Greatly deserving to be singled out, Benedict Cumberbatch simply goes supernova in his role as “John Harrison.” His physical performance, matched with his deep, commanding voice and even the telling look in his eyes all come together to create a tyrant who has the brains and brawn to bring Starfleet to its knees. I was not familiar with Cumberbatch as an actor before this, but know that I will be seeking him out in the future (editor’s note: BBC’s Sherlock starring Cumberbatch and Martin Freeman is truly must-see TV). He offers a masterful turn as the terrorist villain of this film and so much more.
J.J. Abrams was not a Star Trek fan when he signed on to reboot the series in 2007. What he has been able to do with the franchise is astounding. Star Trek Into Darkness is a perfect set up for a new TV series if Paramount wanted to go that route, with or without the crew of the Enterprise. This is the launching point to finally go back–and go further–with the now classic “five year mission to explore strange new worlds and new civilizations.” A film series cannot do what needs to be done here, as each new film will have to be bigger and better than the one before, and the mythos will suffer for it.
Star Trek Into Darkness is a great film that, despite its de ja vu moments and storytelling weaknesses, moves the franchise ahead and sets course for a new future. With incredible performances and marvelous action which, let’s face it, is not a classic Star Trek staple, Into Darkness brings the franchise to a crossroads.
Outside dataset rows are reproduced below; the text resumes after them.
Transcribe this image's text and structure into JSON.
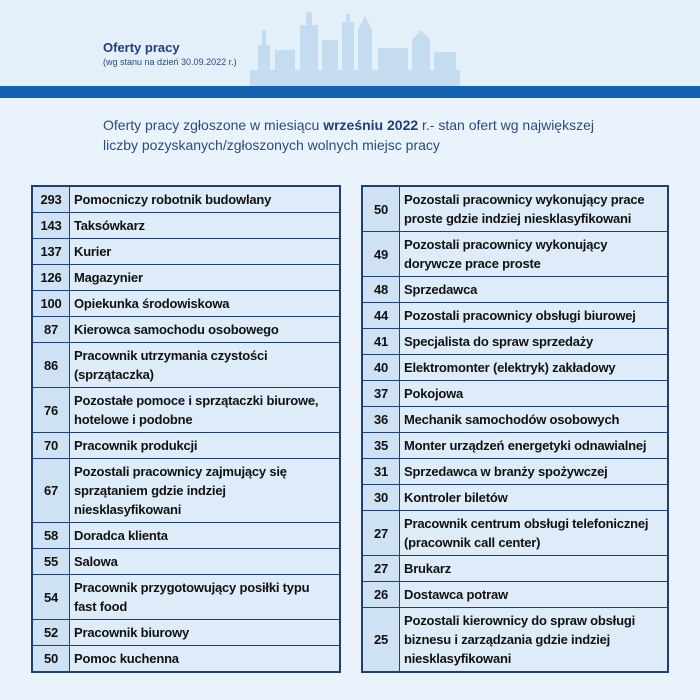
{
  "header": {
    "title": "Oferty pracy",
    "subtitle": "(wg stanu na dzień 30.09.2022 r.)"
  },
  "intro": {
    "before": "Oferty pracy zgłoszone w miesiącu ",
    "bold": "wrześniu 2022",
    "after": " r.- stan ofert wg największej liczby pozyskanych/zgłoszonych wolnych miejsc pracy"
  },
  "tables": [
    {
      "rows": [
        [
          293,
          "Pomocniczy robotnik budowlany"
        ],
        [
          143,
          "Taksówkarz"
        ],
        [
          137,
          "Kurier"
        ],
        [
          126,
          "Magazynier"
        ],
        [
          100,
          "Opiekunka środowiskowa"
        ],
        [
          87,
          "Kierowca samochodu osobowego"
        ],
        [
          86,
          "Pracownik utrzymania czystości (sprzątaczka)"
        ],
        [
          76,
          "Pozostałe pomoce i sprzątaczki biurowe, hotelowe i podobne"
        ],
        [
          70,
          "Pracownik produkcji"
        ],
        [
          67,
          "Pozostali pracownicy zajmujący się sprzątaniem gdzie indziej niesklasyfikowani"
        ],
        [
          58,
          "Doradca klienta"
        ],
        [
          55,
          "Salowa"
        ],
        [
          54,
          "Pracownik przygotowujący posiłki typu fast food"
        ],
        [
          52,
          "Pracownik biurowy"
        ],
        [
          50,
          "Pomoc kuchenna"
        ]
      ]
    },
    {
      "rows": [
        [
          50,
          "Pozostali pracownicy wykonujący prace proste gdzie indziej niesklasyfikowani"
        ],
        [
          49,
          "Pozostali pracownicy wykonujący dorywcze prace proste"
        ],
        [
          48,
          "Sprzedawca"
        ],
        [
          44,
          "Pozostali pracownicy obsługi biurowej"
        ],
        [
          41,
          "Specjalista do spraw sprzedaży"
        ],
        [
          40,
          "Elektromonter (elektryk) zakładowy"
        ],
        [
          37,
          "Pokojowa"
        ],
        [
          36,
          "Mechanik samochodów osobowych"
        ],
        [
          35,
          "Monter urządzeń energetyki odnawialnej"
        ],
        [
          31,
          "Sprzedawca w branży spożywczej"
        ],
        [
          30,
          "Kontroler biletów"
        ],
        [
          27,
          "Pracownik centrum obsługi telefonicznej (pracownik call center)"
        ],
        [
          27,
          "Brukarz"
        ],
        [
          26,
          "Dostawca potraw"
        ],
        [
          25,
          "Pozostali kierownicy do spraw obsługi biznesu i zarządzania gdzie indziej niesklasyfikowani"
        ]
      ]
    }
  ]
}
Tell more films, sans Abrams who is leaving to direct Star Wars films, or bring the franchise back to where it belongs, on TV. Either way, I hope that whoever is in charge takes a look at the greater Star Trek mythos to mine for stories instead of rehashing the old ones over and over again.
Star Trek Into Darkness is rated PG-13 and opened in theaters everywhere on May 16, 2013.